Sri Lanka tries to prop up limping economy with power, farm projects

For more than 75 years, Sri Lanka farmer N. M. P. J. Mudiyanse has toiled on 15 acres of hardscrabble land. Even in good year his 12 children barely escaped hunger.

Today, however, Mr. Mudiyanse along with 25,000 other poor farmers is benefiting from an audacious development scheme that the government hopes will eventually change the economic face of this West Virginia-sized island off the coast of southeast India.

The Mahaweli Ganga Development Program calls for boosting the country's total amount of irrigated land 40 percent, to 1.2 million acres. It also calls for tapping more of the country's vast hydroelectric resources, and resettling 140, 000 peasant families. Completion is targeted for the mid-1980s.

The $2 billion program, backed by the World Bank and aid agencies from six Western nations, is considered vital to Sri Lanka's economic well-being. Beset by food shortages the past several years, the country has had to import some 30 percent of its rice. Some 16 percent of its workers are unemployed.

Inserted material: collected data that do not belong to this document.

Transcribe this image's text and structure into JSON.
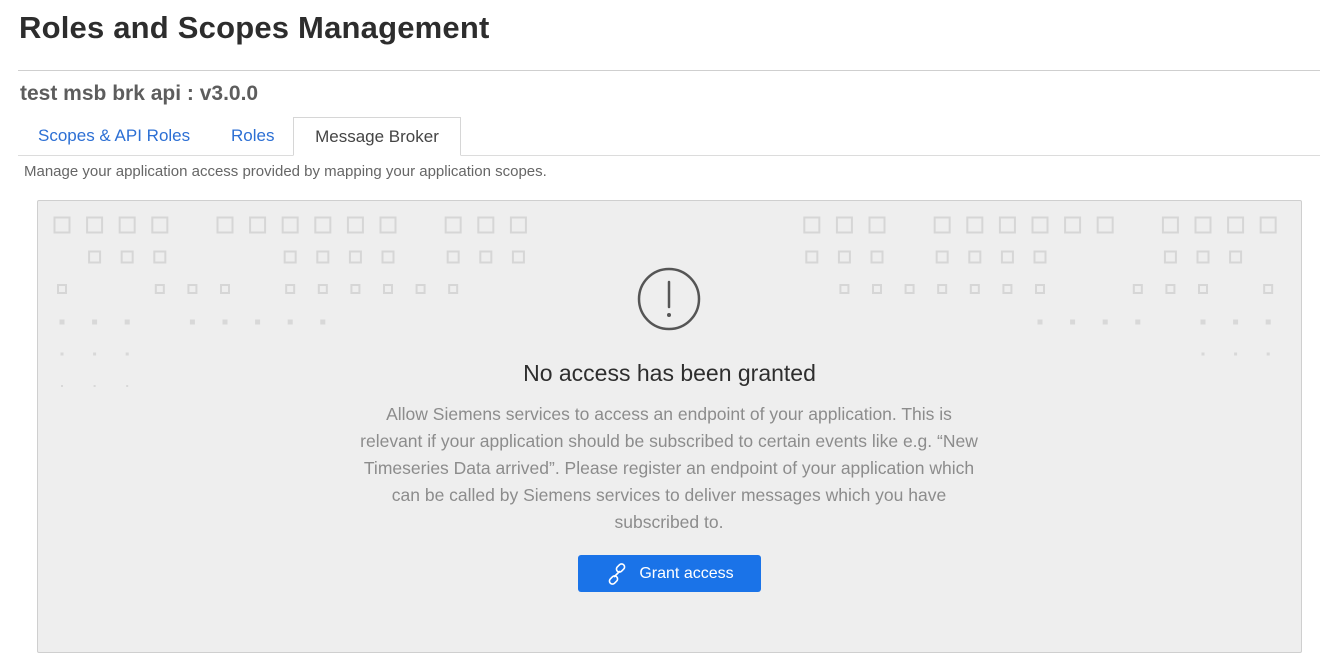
{
  "header": {
    "title": "Roles and Scopes Management"
  },
  "app": {
    "name": "test msb brk api : v3.0.0"
  },
  "tabs": [
    {
      "label": "Scopes & API Roles",
      "active": false
    },
    {
      "label": "Roles",
      "active": false
    },
    {
      "label": "Message Broker",
      "active": true
    }
  ],
  "description": "Manage your application access provided by mapping your application scopes.",
  "empty_state": {
    "icon": "exclamation-circle-icon",
    "title": "No access has been granted",
    "body": "Allow Siemens services to access an endpoint of your application. This is relevant if your application should be subscribed to certain events like e.g. “New Timeseries Data arrived”. Please register an endpoint of your application which can be called by Siemens services to deliver messages which you have subscribed to.",
    "button_label": "Grant access",
    "button_icon": "link-icon"
  },
  "colors": {
    "accent": "#1a73e8",
    "tab_link": "#2c6fd4",
    "panel_bg": "#eeeeee"
  }
}
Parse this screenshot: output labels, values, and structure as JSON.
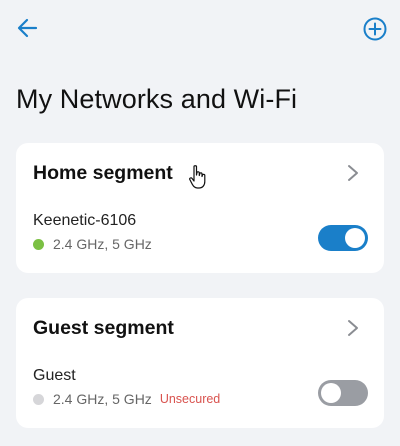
{
  "header": {
    "back_icon": "arrow-left-icon",
    "add_icon": "plus-circle-icon",
    "accent_color": "#1a7fc9"
  },
  "page": {
    "title": "My Networks and Wi-Fi"
  },
  "segments": [
    {
      "title": "Home segment",
      "network": "Keenetic-6106",
      "bands": "2.4 GHz, 5 GHz",
      "status_color": "#7bc043",
      "enabled": true,
      "secured_label": ""
    },
    {
      "title": "Guest segment",
      "network": "Guest",
      "bands": "2.4 GHz, 5 GHz",
      "status_color": "#d6d6d9",
      "enabled": false,
      "secured_label": "Unsecured"
    }
  ],
  "colors": {
    "toggle_on": "#1a7fc9",
    "toggle_off": "#9a9da3",
    "unsecured": "#d9534f"
  }
}
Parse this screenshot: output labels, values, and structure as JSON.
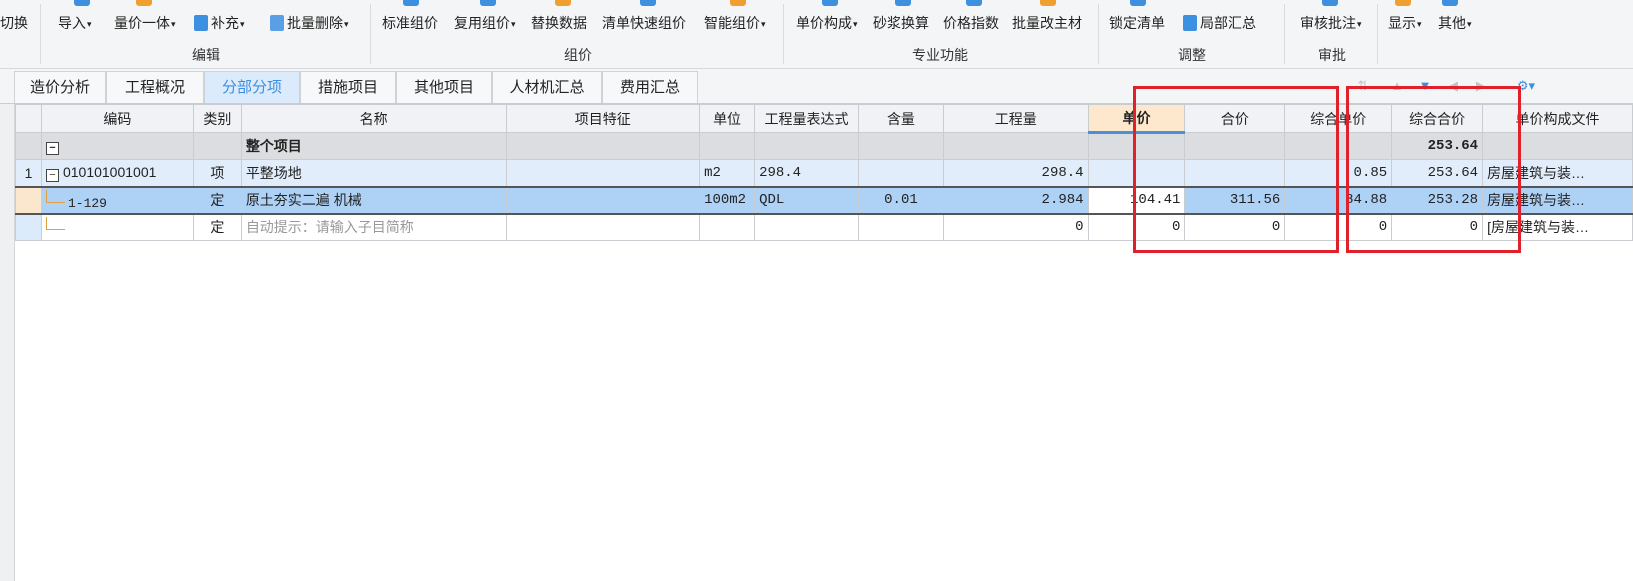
{
  "ribbon": {
    "buttons": {
      "switch": "切换",
      "import": "导入",
      "price_all": "量价一体",
      "supplement": "补充",
      "batch_delete": "批量删除",
      "std_group": "标准组价",
      "reuse_group": "复用组价",
      "replace_data": "替换数据",
      "quick_group": "清单快速组价",
      "smart_group": "智能组价",
      "unit_composition": "单价构成",
      "mortar": "砂浆换算",
      "price_index": "价格指数",
      "batch_material": "批量改主材",
      "lock_list": "锁定清单",
      "partial_sum": "局部汇总",
      "review": "审核批注",
      "display": "显示",
      "other": "其他"
    },
    "groups": {
      "edit": "编辑",
      "group_price": "组价",
      "professional": "专业功能",
      "adjust": "调整",
      "approve": "审批"
    }
  },
  "tabs": [
    "造价分析",
    "工程概况",
    "分部分项",
    "措施项目",
    "其他项目",
    "人材机汇总",
    "费用汇总"
  ],
  "active_tab": "分部分项",
  "table": {
    "columns": [
      "编码",
      "类别",
      "名称",
      "项目特征",
      "单位",
      "工程量表达式",
      "含量",
      "工程量",
      "单价",
      "合价",
      "综合单价",
      "综合合价",
      "单价构成文件"
    ],
    "total_row": {
      "toggle": "−",
      "name": "整个项目",
      "total_price": "253.64"
    },
    "item_row": {
      "index": "1",
      "toggle": "−",
      "code": "010101001001",
      "type": "项",
      "name": "平整场地",
      "unit": "m2",
      "expr": "298.4",
      "qty": "298.4",
      "comp_unit_price": "0.85",
      "comp_total": "253.64",
      "file": "房屋建筑与装…"
    },
    "sub_row": {
      "code": "1-129",
      "type": "定",
      "name": "原土夯实二遍 机械",
      "unit": "100m2",
      "expr": "QDL",
      "content": "0.01",
      "qty": "2.984",
      "unit_price": "104.41",
      "total": "311.56",
      "comp_unit_price": "84.88",
      "comp_total": "253.28",
      "file": "房屋建筑与装…"
    },
    "hint_row": {
      "type": "定",
      "name": "自动提示：请输入子目简称",
      "qty": "0",
      "unit_price": "0",
      "total": "0",
      "comp_unit_price": "0",
      "comp_total": "0",
      "file": "[房屋建筑与装…"
    }
  },
  "colors": {
    "accent": "#3d8fe0",
    "highlight_box": "#e0202a",
    "selected_row": "#aed1f6"
  }
}
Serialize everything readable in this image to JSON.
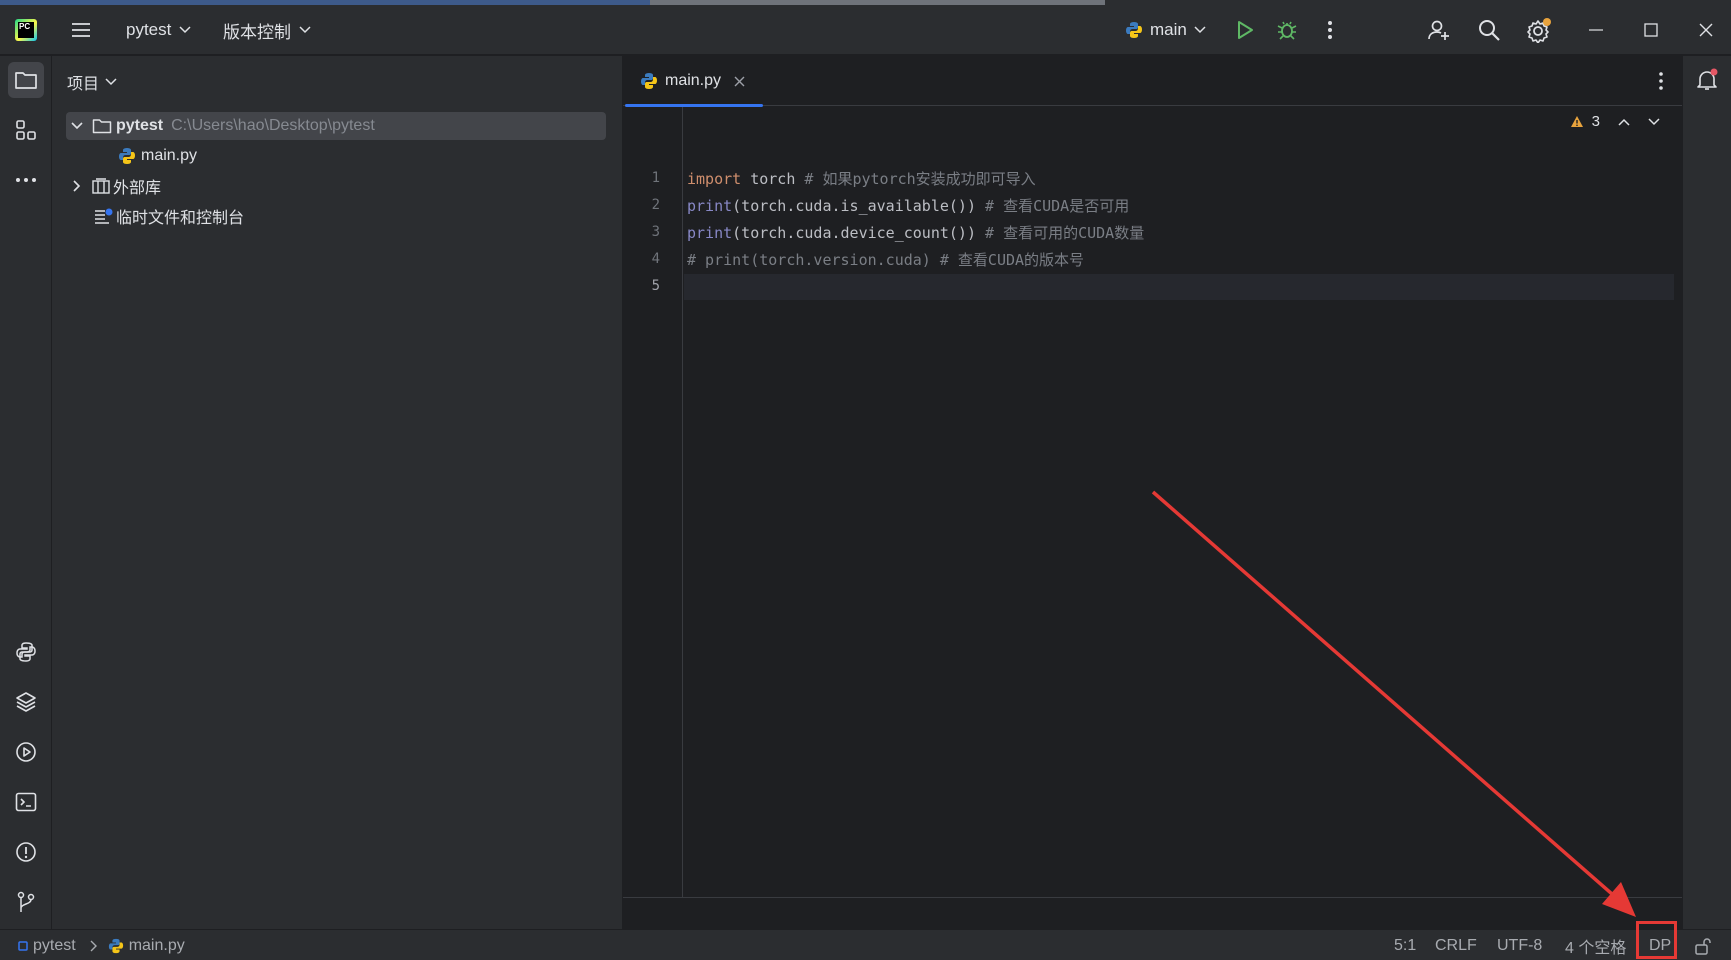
{
  "titlebar": {
    "logo_text": "PC",
    "project_name": "pytest",
    "vcs_label": "版本控制",
    "run_config": "main"
  },
  "sidebar": {
    "header": "项目",
    "tree": [
      {
        "label": "pytest",
        "path": "C:\\Users\\hao\\Desktop\\pytest"
      },
      {
        "label": "main.py"
      },
      {
        "label": "外部库"
      },
      {
        "label": "临时文件和控制台"
      }
    ]
  },
  "editor": {
    "tab_label": "main.py",
    "inspections_count": "3",
    "line_numbers": [
      "1",
      "2",
      "3",
      "4",
      "5"
    ],
    "lines": [
      {
        "kw": "import",
        "code": " torch",
        "comment": " # 如果pytorch安装成功即可导入"
      },
      {
        "fn": "print",
        "code": "(torch.cuda.is_available())",
        "comment": " # 查看CUDA是否可用"
      },
      {
        "fn": "print",
        "code": "(torch.cuda.device_count())",
        "comment": " # 查看可用的CUDA数量"
      },
      {
        "comment": "# print(torch.version.cuda) # 查看CUDA的版本号"
      }
    ]
  },
  "statusbar": {
    "breadcrumb_project": "pytest",
    "breadcrumb_file": "main.py",
    "position": "5:1",
    "line_sep": "CRLF",
    "encoding": "UTF-8",
    "indent": "4 个空格",
    "interpreter": "DP"
  },
  "colors": {
    "accent": "#3574f0",
    "annotation": "#e53935",
    "background": "#1e1f22",
    "panel": "#2b2d30"
  }
}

But the development program is already improving conditions in some areas. The arid, scrub-covered region around Anuradhapura -- just four years ago populated more with elephants, cobras, and kraits than people -- is slowly being turned into productive farmland.

The waters of the Mahaweli Ganga, the country's major river, are being diverted and stored in reservoirs, some excavated by kings 2,400 years ago. An estimated 40,000 acres of jungle bush have been cleared. Irrigation canals etch the landscape. A few farmers have been moved into the area to work small plots.

The diversion program has also survived its first test: a drought, lasting from 1976 to 1978, that some feared would undermine the irrigating of 132,000 acres.

To help the resettled farmers, the government has built new health clinics, processing plants, and schools. "After expenses this year, I made enough to send two of my children to the university," Mr. Mudiyanse beams. "And that could never have happened if i hadn't moved here."